Justices Michelle O’Bonsawin and Sheila Martin concluded that the residency requirement was unconstitutional and should be struck down.
Justice Macolme Rowe, who wrote separately, sided with the VGFN that the Charter did not apply to the VGFN Constitution.
“The residency requirement draws a discriminatory distinction between VGFN citizens that live on the settlement land and those that do not,” read the dissenting opinion.
Beaton said that there are a lot of unsettled issues in Indigenous law.
“For a lot of people I know, and I teach this material for students, it’s surprising that really seemingly basic questions are still unanswered in Canadian law,” said Beaton. “Following the birth of Canada, there was a long period in which courts and governments simply ignored or dismissed or suppressed the existence of Indigenous laws and Indigenous self government for ideological reasons or the sense of that Indigenous peoples did not have real sovereignty, and real legal orders.

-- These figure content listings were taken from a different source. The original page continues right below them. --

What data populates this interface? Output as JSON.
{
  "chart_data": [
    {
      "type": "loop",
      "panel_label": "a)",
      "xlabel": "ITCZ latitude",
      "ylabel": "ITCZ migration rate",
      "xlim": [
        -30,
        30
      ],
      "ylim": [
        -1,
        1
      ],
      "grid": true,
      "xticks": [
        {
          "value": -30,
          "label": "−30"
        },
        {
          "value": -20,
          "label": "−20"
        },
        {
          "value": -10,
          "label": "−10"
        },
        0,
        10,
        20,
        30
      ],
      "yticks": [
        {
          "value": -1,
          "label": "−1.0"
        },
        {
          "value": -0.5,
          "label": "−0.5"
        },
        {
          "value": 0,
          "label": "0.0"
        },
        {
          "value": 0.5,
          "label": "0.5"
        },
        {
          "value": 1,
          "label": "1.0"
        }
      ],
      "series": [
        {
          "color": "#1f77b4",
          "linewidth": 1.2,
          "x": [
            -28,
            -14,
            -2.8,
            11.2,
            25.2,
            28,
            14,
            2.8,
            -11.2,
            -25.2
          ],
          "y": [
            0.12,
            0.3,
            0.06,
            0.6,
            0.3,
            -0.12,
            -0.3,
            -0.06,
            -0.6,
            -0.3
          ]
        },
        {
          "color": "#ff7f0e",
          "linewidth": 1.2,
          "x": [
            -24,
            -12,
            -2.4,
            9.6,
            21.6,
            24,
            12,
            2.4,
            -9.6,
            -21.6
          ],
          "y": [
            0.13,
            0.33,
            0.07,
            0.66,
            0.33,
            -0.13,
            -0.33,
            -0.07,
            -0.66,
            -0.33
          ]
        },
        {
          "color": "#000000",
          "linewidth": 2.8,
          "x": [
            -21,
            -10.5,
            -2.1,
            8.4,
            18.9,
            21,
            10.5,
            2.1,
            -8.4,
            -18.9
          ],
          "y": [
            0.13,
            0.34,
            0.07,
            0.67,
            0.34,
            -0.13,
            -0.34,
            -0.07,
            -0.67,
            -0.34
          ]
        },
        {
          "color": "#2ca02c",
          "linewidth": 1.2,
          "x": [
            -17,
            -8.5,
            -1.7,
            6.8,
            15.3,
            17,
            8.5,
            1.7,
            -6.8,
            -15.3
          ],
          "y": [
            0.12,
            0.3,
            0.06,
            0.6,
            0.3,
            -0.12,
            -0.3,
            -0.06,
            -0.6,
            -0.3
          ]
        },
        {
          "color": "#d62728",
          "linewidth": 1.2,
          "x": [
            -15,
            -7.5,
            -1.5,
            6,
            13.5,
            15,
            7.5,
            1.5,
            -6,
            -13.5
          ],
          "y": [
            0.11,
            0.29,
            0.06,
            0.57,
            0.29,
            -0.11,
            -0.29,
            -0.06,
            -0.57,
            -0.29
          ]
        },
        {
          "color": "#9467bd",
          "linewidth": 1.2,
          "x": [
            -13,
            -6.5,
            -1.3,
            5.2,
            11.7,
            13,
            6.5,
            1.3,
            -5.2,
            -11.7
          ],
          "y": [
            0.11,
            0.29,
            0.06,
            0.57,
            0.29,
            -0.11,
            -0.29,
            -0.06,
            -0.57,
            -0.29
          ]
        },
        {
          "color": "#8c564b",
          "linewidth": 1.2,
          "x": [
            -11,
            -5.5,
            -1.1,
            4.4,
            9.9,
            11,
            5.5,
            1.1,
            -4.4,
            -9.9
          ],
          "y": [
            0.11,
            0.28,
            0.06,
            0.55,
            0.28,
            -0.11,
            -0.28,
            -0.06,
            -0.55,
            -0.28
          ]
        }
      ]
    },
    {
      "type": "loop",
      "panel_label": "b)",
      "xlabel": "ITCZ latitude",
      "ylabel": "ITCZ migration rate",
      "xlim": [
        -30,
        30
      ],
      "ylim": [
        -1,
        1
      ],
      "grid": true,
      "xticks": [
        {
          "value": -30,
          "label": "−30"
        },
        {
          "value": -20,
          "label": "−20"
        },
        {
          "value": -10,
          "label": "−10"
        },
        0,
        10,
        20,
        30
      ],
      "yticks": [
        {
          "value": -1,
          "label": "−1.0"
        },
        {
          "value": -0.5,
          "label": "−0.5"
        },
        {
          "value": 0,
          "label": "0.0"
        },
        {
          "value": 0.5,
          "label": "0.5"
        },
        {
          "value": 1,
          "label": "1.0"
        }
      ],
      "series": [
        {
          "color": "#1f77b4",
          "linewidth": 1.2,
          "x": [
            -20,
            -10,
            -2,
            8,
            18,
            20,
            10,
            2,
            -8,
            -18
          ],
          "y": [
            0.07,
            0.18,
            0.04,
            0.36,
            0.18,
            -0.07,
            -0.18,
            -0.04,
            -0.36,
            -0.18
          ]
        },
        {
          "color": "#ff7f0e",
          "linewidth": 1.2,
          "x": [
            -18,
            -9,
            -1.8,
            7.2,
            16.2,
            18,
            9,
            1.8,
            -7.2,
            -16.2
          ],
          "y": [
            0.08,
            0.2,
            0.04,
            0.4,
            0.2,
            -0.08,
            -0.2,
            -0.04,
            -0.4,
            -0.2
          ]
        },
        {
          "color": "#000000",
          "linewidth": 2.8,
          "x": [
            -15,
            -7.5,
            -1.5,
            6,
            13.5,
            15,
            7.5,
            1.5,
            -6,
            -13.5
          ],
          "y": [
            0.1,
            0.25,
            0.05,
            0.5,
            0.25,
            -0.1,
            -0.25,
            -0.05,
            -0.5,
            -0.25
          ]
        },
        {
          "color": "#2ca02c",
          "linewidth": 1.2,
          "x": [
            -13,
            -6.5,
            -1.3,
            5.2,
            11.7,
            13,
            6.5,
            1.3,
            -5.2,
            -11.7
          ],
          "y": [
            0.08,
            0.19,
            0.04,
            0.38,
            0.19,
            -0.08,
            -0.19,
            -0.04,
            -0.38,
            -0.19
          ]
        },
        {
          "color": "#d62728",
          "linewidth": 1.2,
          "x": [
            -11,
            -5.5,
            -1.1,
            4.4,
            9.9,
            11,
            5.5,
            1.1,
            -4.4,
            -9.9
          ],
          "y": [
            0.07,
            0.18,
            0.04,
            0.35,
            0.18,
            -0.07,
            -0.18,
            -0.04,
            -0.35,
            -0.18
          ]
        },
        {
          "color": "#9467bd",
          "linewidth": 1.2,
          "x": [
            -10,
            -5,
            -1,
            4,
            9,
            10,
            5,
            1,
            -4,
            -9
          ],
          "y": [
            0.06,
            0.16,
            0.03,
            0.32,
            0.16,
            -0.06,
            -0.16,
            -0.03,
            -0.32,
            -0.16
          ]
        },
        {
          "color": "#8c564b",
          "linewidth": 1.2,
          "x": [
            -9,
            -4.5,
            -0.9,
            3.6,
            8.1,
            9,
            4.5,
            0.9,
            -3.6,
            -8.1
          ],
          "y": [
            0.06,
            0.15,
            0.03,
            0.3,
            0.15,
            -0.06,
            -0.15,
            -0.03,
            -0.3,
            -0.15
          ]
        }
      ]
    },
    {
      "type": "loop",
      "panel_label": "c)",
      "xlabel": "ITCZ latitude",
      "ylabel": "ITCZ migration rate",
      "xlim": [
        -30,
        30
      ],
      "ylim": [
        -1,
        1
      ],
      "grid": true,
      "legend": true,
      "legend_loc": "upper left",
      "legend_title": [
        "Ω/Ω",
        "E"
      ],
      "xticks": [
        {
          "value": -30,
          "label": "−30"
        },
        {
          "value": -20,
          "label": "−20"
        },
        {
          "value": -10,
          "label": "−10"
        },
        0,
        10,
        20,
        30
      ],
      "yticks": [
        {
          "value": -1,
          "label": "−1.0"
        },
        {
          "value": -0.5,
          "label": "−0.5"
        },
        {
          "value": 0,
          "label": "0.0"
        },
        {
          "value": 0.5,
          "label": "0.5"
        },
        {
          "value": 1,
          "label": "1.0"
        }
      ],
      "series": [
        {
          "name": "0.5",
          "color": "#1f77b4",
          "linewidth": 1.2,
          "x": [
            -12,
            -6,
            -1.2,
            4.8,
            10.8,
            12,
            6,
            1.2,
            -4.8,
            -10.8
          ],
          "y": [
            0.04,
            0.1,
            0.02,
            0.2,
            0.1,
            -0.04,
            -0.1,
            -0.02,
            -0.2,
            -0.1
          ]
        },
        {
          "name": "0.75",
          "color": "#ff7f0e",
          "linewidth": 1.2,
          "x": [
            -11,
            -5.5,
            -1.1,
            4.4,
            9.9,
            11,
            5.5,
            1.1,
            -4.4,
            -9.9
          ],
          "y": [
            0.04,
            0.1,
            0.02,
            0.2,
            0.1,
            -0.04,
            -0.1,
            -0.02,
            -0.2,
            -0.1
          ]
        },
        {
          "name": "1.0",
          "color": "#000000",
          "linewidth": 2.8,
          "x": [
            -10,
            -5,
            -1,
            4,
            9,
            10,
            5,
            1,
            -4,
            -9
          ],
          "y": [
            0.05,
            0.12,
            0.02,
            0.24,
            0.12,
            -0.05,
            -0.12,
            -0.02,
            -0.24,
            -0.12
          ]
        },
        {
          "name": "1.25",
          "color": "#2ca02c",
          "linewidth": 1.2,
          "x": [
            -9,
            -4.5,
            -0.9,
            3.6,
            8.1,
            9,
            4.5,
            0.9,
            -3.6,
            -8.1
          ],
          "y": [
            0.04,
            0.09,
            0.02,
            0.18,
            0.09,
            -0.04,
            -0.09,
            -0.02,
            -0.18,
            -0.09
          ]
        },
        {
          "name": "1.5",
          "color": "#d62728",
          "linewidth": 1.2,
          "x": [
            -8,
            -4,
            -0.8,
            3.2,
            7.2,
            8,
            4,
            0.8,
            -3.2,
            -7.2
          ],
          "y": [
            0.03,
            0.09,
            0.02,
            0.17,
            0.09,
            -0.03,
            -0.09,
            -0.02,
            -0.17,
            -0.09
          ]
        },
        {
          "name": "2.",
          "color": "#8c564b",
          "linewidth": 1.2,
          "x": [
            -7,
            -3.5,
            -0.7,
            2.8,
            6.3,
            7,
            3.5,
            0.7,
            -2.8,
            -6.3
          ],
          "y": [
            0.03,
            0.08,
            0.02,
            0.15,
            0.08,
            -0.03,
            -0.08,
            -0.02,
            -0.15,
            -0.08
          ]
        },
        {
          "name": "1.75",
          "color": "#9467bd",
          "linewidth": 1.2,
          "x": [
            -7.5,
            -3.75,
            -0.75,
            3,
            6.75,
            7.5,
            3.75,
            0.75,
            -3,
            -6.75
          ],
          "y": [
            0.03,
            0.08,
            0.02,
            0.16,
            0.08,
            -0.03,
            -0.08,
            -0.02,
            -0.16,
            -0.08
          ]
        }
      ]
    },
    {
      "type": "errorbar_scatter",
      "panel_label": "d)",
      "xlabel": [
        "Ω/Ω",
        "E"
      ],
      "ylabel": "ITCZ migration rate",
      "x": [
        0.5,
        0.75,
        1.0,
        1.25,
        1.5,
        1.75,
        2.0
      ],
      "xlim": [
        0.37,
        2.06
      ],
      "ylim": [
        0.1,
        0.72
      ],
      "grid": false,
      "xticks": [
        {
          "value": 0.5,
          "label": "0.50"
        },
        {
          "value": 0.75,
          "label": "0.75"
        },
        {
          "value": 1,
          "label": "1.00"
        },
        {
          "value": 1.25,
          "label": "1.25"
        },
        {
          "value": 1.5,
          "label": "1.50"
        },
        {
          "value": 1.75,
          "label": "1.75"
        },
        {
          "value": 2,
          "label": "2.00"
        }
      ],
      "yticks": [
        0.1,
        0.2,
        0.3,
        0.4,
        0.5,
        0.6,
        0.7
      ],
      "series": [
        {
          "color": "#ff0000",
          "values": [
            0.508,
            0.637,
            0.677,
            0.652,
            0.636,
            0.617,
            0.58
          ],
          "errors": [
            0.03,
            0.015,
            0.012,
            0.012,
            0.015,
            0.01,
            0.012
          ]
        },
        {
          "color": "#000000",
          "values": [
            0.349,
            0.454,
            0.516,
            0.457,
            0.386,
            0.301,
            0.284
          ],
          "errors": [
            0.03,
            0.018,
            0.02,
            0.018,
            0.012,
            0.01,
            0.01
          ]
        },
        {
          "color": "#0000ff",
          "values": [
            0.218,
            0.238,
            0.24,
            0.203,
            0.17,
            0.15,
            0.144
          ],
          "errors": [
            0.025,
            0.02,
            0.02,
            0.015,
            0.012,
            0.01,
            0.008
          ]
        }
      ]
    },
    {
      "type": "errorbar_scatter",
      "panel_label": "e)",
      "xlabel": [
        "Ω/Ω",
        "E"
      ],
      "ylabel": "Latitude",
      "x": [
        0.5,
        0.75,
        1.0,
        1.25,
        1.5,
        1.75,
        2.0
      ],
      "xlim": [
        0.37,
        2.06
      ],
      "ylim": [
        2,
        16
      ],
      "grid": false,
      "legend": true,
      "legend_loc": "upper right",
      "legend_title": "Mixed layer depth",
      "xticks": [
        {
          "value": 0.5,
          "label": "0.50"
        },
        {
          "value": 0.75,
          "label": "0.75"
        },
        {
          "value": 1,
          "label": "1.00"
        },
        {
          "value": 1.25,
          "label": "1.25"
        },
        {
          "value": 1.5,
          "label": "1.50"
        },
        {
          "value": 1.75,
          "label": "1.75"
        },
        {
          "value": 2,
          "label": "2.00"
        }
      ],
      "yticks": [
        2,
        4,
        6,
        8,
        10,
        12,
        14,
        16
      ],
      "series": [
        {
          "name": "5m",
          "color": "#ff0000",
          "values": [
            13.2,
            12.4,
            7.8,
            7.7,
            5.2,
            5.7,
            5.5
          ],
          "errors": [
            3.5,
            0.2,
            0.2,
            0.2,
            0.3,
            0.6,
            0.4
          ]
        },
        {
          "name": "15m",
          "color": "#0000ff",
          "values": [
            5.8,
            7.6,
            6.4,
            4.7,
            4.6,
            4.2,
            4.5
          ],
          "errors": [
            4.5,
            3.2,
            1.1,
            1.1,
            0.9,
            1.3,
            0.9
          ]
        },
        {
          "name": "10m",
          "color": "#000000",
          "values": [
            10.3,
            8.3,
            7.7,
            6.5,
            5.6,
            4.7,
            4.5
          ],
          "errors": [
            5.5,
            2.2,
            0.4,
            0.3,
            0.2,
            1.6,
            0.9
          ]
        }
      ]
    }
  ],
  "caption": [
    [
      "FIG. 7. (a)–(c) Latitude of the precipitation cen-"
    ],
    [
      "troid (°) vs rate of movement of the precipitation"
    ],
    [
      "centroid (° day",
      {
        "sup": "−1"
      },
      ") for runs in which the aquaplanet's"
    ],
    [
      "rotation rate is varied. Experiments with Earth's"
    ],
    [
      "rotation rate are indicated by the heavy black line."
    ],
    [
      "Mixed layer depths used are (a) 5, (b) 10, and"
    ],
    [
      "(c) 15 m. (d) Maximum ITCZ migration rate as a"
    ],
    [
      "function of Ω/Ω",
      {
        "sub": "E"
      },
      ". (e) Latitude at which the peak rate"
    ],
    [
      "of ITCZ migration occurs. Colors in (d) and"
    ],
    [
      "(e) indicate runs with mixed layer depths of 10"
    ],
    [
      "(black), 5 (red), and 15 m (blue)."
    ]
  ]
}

“Now that that prejudice has been repudiated, we see a resurfacing and resurgence with all these questions about how Indigenous law works with Canada’s constitutional system, and so it’s for that reason that courts are only now really beginning to grapple with these issues,” said Beaton.
Although there is now a framework for courts to look at to interpret s. 25, Beaton said that more clarity, and an actual legal test for when collective rights trump individual rights is not yet established.